In Devanagari, the script used for Hindi, vowels have two shapes: an independent form used at the start of a syllable, and a dependent form — the matra (मात्रा) — used when the vowel follows a consonant. This reference lists every Hindi vowel in both forms and shows the matra applied to the consonant क (ka) as a concrete worked example, so you can see exactly how each vowel sign attaches.
How it works
Each Devanagari consonant carries an inherent short a vowel. So क on its own already reads ka.

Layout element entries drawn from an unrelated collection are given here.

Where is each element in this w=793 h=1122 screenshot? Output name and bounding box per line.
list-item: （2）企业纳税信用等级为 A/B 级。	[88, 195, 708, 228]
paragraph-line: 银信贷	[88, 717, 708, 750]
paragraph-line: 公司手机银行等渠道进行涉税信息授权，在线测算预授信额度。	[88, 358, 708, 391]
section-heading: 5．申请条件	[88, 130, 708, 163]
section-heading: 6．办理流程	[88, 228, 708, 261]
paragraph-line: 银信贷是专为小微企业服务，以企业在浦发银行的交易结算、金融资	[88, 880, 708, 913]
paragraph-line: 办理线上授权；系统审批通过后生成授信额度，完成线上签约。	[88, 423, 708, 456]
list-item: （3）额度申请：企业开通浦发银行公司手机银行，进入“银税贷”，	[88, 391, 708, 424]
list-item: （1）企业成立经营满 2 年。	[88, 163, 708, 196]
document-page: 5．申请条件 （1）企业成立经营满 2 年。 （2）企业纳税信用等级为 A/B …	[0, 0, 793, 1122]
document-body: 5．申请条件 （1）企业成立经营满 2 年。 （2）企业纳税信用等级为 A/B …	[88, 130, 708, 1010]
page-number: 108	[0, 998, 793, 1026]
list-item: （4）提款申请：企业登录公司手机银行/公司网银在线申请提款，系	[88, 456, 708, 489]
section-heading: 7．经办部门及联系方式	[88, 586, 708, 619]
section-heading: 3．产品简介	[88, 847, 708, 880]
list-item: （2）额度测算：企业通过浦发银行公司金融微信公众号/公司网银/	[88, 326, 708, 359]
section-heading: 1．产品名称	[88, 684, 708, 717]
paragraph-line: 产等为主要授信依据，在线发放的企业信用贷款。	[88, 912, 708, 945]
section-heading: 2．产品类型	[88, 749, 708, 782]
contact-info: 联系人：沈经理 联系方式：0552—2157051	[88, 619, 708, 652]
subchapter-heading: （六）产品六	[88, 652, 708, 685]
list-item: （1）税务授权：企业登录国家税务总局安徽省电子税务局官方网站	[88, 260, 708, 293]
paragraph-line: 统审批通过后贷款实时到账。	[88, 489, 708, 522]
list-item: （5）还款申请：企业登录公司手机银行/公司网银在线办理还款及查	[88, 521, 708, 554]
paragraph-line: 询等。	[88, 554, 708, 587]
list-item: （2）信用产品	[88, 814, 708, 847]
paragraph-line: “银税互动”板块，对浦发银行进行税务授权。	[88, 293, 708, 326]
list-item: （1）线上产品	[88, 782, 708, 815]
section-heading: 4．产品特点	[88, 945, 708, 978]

To write any other vowel after the consonant you add that vowel’s matra:
- आ → ा gives का (kā)
- इ → ि gives कि (ki) — note the sign sits before the consonant
- ई → ी gives की (kī)
- उ → ु gives कु (ku)
- ए → े gives के (ke)
The matra ि for short i is unique: even though the sound is pronounced after the consonant, the sign is drawn to the left of it. To strip the inherent vowel entirely you use the halant/virama: क् is a bare k.
Example and tips
The word किताब (kitāb, “book”) shows the left-placed i-matra in action: क + ि → कि, then त + ा → ता, then ब. Reading order and visual order differ only for that one matra, which is the classic stumbling block for beginners. Use the chart to drill the mapping between independent vowels and their matra signs, and click any cell to copy the glyph or its Unicode code point.